Het Caldey Avontuur: deel 5

Er gaat een boot! Brother Titus sms’te. Het is nog steeds ‘weather permitted’, maar er is een redelijke kans. Ik kan het woord niet meer horen. Weather permitted. Nooit meer. Ik snel in mijn pyjama naar beneden en Maria zegt dat ik mijn koffer moet pakken en dat ze over een half uurtje nog een keer belt voor de zekerheid. Opgewonden gooi ik alles in mijn koffer, Maria roept even later dat de boot inderdaad gaat en dat ze een taxi voor me belt. Het is niet ver naar de haven, maar met een 12 kilo zware rugzak en een 21 kilo wegende koffer koos ik toch voor de luie optie.
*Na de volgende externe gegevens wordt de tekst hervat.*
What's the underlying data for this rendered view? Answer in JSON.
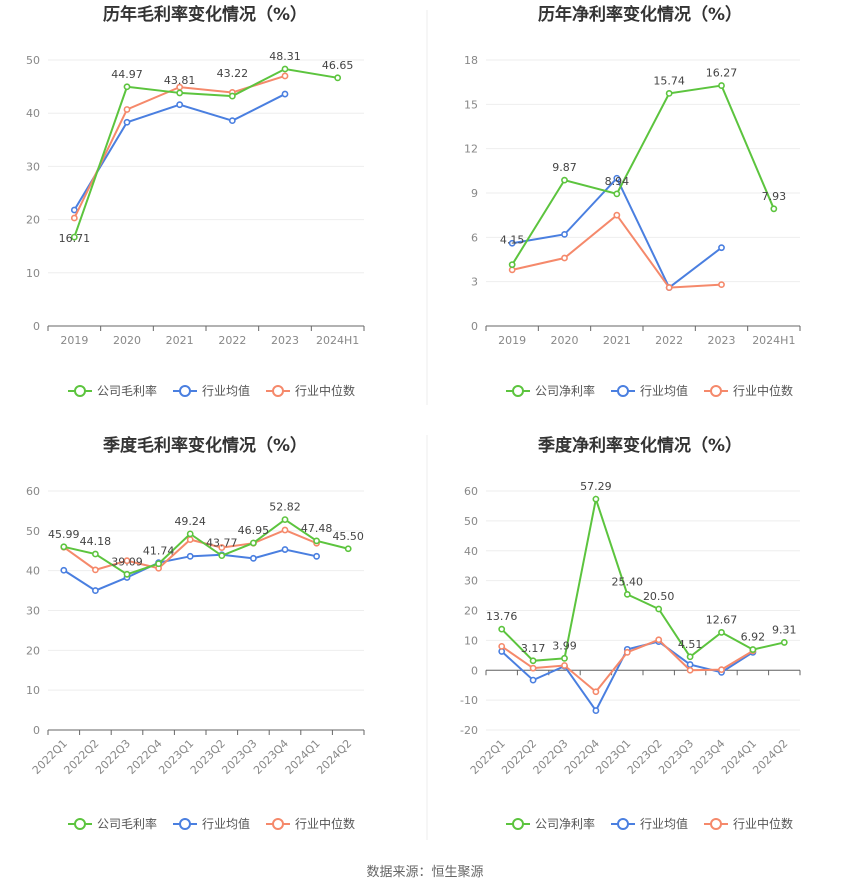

Bij de haven waren ze al druk bezig de boot vol te laden met goederen. Er moest veel naar de overkant aangezien er al een paar weken geen boot was geweest. Alun hielp me op de boot en met een brede grijns keek ik naar het dorpje. Tenby bracht me acceptatie, overgave en rust. Ik zat op de boot samen met Veronica en John, ik hoorde later dat zij het postkantoor runt en hij de cadeaushop. Het miezert. Met mijn capuchon op mijn hoofd en met mijn rug naar de wind kijk ik uit over de zee. Zo’n twintig minuten later meerden we aan op het eiland. Bij de jetty, zoals ze de steiger daar noemen. Brother Titus stond enthousiast te zwaaien in zijn officiële kledij. Meteen viel zijn muts me op, een zwarte met een wietplant erop. Er stond een nukkige man met een enorme baard, die de spullen van de boot afhaalde. Hij heette Blacky volgens brother Titus, de klusjesman van het eiland, en degene die alles wist over de boot en het tij.
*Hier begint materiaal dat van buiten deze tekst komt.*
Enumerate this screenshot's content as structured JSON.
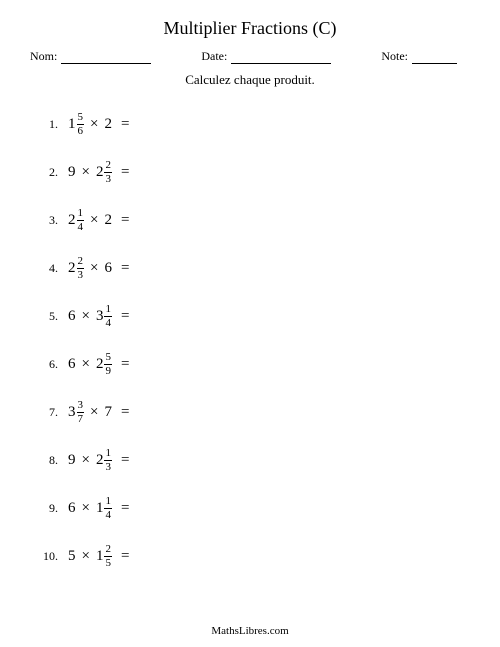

Titus bracht me naar het blauwe houten huisje waar ik zou verblijven, hij moest naar de ochtend mis en liet me achter zodat ik op mijn gemakje kon uitpakken. Om drie uur zou hij me op komen halen voor een wandeling. Het regende, en ik begon mijn spullen uit te pakken zodat het mijn eigen plekje zou worden. Ik nam wat foto’s binnen en maakte lunch. Naar buiten kon ik niet en ik drentelde wat rond totdat Titus zou komen. Gek wat je dan ineens allemaal kan doen met je tijd. Normaal ga ik achter mijn laptop zitten.

Wandelen konden niet, dus bleven we binnen praten over het leven. Hij vertelde over het eiland, over de zeehonden die er zitten, over de kwallen en de zeesterren. Eenzaam ben je in een stad volgens hem. Eerder dan op een eiland. Hier heb je de natuur en het licht. In de stad zit iedereen in zijn eigen bubbel, daar is iedereen geïsoleerd in zijn eigen wereld.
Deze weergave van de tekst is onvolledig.